Seit 1980 bereist Todenhöfer immer wieder Kriegs- und Krisengebiete, immer ohne militärischen Schutz. Um in für Journalisten gesperrte Gebiete im Irak zu kommen und dort mit Kindern zu sprechen, gab er sich schon mal als Mediziner aus. Todenhöfer will aufklären. „Wer sich von Panzern begleiten lässt, wird nie die volle Wahrheit erfahren“, sagte er über den sogenannten eingebetteten Journalismus, bei dem sich Journalisten nur im Schutz des Militärs bewegen.

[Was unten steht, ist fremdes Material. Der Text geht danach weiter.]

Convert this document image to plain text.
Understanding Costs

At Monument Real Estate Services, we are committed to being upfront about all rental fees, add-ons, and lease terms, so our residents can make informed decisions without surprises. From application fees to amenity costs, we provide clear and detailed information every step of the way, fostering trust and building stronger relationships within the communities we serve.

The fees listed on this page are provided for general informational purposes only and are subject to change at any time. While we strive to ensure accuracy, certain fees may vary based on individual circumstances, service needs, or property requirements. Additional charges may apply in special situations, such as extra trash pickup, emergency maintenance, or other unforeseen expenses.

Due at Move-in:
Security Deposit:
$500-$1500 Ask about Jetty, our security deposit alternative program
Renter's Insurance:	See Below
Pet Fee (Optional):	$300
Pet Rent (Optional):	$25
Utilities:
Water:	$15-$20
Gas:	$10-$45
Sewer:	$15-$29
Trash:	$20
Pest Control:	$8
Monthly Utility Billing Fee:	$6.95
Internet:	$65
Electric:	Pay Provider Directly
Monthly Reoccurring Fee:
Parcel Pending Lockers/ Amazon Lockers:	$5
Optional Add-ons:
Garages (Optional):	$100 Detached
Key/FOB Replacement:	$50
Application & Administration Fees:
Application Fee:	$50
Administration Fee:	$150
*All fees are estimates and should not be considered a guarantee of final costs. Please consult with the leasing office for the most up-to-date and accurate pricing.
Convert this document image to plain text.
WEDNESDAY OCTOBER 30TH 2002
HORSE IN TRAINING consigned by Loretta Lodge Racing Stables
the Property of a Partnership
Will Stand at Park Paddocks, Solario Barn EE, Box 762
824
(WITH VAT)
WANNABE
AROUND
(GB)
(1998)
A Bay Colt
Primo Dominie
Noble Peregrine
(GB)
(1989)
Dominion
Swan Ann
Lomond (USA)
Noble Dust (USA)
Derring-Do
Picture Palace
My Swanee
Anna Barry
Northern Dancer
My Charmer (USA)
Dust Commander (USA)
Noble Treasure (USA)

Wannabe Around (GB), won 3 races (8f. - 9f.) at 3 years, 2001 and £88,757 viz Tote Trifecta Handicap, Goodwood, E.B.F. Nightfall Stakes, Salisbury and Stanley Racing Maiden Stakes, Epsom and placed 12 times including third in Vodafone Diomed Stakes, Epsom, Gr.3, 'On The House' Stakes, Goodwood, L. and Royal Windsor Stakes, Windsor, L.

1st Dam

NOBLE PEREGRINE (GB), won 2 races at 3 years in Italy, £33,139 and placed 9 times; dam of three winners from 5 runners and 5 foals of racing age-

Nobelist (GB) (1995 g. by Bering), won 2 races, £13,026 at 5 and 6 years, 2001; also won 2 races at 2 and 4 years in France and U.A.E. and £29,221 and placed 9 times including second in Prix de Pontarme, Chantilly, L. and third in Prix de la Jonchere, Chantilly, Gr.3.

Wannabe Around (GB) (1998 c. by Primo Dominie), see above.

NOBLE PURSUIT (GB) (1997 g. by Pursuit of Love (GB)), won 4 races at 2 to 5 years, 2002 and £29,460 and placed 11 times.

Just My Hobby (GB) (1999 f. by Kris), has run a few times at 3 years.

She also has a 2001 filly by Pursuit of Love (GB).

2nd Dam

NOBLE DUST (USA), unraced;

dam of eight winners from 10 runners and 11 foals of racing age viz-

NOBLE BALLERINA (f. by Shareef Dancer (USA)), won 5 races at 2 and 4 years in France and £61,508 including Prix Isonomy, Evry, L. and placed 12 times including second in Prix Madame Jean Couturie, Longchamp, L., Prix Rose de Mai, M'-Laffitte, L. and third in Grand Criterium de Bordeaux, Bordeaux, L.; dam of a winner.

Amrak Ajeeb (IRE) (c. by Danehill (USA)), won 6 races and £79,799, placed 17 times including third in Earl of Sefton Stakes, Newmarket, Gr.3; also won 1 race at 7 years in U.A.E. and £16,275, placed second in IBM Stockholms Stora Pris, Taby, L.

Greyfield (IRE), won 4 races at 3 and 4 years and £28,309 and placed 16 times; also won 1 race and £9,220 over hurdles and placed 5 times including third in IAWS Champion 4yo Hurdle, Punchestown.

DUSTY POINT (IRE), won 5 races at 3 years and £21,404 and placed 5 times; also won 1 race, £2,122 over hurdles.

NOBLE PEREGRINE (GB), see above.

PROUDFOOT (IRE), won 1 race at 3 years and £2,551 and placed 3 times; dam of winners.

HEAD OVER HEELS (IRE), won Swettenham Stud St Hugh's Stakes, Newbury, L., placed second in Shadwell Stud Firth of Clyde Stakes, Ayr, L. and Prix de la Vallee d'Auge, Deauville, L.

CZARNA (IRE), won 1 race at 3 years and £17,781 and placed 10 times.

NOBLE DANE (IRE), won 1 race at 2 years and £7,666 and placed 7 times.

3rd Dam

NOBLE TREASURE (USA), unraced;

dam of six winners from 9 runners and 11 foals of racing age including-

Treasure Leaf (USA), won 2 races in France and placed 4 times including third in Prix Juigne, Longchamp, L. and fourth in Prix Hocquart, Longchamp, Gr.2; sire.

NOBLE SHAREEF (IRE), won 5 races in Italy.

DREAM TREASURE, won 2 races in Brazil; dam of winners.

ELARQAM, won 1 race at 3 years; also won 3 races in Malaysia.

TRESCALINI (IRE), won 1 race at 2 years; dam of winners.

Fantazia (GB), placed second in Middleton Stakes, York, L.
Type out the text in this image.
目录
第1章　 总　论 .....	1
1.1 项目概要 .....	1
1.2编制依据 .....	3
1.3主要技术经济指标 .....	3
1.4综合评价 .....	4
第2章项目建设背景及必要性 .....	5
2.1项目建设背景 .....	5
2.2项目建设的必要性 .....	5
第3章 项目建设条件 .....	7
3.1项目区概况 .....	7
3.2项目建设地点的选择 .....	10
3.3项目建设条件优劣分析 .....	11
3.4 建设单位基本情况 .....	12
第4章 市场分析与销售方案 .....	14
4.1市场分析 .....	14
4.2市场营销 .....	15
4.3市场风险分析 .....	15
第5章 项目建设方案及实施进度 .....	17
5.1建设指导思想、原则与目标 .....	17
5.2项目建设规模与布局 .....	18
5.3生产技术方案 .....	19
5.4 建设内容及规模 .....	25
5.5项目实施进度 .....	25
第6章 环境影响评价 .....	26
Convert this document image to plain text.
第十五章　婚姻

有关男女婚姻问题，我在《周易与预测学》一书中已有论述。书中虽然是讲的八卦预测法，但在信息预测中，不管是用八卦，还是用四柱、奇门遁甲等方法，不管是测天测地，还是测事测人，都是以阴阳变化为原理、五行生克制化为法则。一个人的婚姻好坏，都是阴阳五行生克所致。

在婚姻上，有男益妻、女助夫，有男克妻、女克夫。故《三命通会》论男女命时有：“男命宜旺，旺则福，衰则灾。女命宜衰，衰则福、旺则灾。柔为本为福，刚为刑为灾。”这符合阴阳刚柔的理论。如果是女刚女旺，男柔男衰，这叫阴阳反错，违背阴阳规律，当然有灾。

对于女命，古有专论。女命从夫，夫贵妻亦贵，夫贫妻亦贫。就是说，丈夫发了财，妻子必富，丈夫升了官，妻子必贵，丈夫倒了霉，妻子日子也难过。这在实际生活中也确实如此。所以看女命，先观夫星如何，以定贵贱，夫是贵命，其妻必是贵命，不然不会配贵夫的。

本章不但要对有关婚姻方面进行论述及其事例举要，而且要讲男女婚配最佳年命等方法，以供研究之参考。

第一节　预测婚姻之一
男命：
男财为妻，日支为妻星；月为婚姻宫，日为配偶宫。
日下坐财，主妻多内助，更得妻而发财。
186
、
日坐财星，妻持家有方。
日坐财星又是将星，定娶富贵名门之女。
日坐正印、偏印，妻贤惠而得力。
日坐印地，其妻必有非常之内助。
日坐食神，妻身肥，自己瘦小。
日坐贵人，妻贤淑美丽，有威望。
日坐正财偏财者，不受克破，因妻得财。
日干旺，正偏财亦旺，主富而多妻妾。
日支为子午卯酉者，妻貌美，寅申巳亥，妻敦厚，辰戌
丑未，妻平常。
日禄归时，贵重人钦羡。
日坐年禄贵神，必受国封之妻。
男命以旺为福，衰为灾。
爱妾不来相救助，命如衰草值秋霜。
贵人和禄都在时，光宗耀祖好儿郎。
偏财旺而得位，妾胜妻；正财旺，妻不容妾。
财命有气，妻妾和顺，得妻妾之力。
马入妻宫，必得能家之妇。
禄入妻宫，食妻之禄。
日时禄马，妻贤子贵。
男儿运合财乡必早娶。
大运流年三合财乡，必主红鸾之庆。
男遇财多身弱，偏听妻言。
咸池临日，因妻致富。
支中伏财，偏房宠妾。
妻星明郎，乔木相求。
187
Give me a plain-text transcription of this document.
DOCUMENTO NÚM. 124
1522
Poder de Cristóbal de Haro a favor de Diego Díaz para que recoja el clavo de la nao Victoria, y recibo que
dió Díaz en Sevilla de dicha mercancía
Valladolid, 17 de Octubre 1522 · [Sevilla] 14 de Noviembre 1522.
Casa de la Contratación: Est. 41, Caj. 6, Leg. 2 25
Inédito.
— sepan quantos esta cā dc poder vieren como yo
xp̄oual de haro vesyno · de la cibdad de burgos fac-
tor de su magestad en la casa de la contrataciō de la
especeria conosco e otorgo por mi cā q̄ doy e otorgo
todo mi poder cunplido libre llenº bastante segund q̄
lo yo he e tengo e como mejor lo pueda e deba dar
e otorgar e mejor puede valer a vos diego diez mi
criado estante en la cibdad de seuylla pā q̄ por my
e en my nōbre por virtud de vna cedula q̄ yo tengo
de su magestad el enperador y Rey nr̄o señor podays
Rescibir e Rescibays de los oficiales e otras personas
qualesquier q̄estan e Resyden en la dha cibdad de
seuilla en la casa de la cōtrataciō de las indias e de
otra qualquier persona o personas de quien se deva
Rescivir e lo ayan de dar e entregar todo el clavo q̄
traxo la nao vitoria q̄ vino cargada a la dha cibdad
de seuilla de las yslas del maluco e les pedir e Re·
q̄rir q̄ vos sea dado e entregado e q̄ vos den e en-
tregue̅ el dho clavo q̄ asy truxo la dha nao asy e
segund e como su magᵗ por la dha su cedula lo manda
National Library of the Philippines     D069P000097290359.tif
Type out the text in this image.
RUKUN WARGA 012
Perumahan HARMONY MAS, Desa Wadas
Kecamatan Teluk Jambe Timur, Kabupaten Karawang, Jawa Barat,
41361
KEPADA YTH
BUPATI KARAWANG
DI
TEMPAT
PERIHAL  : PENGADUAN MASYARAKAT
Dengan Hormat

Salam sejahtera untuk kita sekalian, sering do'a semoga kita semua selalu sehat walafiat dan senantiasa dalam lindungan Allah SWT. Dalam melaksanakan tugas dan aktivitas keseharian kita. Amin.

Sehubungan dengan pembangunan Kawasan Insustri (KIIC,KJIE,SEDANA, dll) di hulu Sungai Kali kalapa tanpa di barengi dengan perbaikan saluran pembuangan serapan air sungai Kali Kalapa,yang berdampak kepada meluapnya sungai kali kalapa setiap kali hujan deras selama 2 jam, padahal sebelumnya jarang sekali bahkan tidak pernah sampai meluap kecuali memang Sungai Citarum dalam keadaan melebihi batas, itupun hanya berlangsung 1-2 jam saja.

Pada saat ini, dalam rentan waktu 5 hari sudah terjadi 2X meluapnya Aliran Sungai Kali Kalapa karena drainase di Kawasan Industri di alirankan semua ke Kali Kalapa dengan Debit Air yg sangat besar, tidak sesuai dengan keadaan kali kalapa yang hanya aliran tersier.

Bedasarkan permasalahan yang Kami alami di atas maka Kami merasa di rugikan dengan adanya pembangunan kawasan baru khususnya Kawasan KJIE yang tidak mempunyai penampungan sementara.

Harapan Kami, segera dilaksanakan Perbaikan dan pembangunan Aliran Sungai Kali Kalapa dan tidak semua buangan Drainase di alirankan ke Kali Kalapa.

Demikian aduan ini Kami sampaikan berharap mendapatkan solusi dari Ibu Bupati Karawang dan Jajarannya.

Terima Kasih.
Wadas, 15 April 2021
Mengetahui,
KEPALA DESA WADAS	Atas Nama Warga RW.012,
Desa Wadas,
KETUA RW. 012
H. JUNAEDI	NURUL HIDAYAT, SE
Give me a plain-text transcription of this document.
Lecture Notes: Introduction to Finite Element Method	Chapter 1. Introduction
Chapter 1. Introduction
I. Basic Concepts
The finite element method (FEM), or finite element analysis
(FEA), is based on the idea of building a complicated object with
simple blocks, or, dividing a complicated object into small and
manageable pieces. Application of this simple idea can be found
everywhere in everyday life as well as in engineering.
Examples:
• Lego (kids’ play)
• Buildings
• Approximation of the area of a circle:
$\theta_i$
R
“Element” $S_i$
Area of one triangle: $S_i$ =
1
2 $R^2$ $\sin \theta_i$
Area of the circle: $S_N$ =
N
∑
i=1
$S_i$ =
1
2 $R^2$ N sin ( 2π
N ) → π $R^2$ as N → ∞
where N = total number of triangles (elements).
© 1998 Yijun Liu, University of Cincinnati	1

Das sei das Dilemma der Kriegsberichterstattung aus Afghanistan und dem Irak.

Die von Thilo Sarrazin („Deutschland schafft sich ab“) angefachte Integrationsdebatte hat Todenhöfer während einer fünfmonatigen Reise von Indien aus verfolgt. „Mich wundert, dass jemand ungestraft absurde genetisch-rassistische Thesen aufstellen, religiöse Minderheiten tief verletzen und Deutschlands hart erarbeiteten Ruf als weltoffenes Land beschädigen darf — und damit auch noch Millionen verdient.“

Er geht einen anderen Weg. Mehr als 60 Prozent seines Vermögens, so sagt er, hat er für soziale Zwecke gespendet: für alte und vereinsamte Menschen sowie für schwer verletzte Kinder. Auf Honorare verzichte er grundsätzlich. Mit den Einnahmen seines neuen Buches finanziert er ein Waisenhaus für 30 afghanische Kinder.

„Letztlich ist es eine Schande, reich ins Grab zu steigen“, sagt Todenhöfer. Finanzielles Vermögen bedeute die Verpflichtung zu teilen, sich gesellschaftlich und sozial zu engagieren. „Da gibt es in Deutschland enormen Nachholbedarf.“ Außerdem: „Was nützt es mir, wenn ich sieben Schnitzel auf dem Teller habe. Essen kann ich immer nur eins. Das muss in die Köpfe der Reichen und Mächtigen rein.“

Beim Schreiben will es Todenhöfer nicht bewenden lassen. Mit Oscar-Preisträger Nigel Noble hat er einen Dokumentarfilm gedreht. Vom Krieg traumatisierte afghanische und irakische Kinder erzählen darin amerikanischen Studenten, wie sie den Krieg erleben. „Es ist ein leiser, aber erschütternder Film“, sagt Todenhöfer. Nächstes Jahr, zum zehnten Jahrestag der Terroranschläge in den USA, soll der Film erstmals öffentlich gezeigt werden.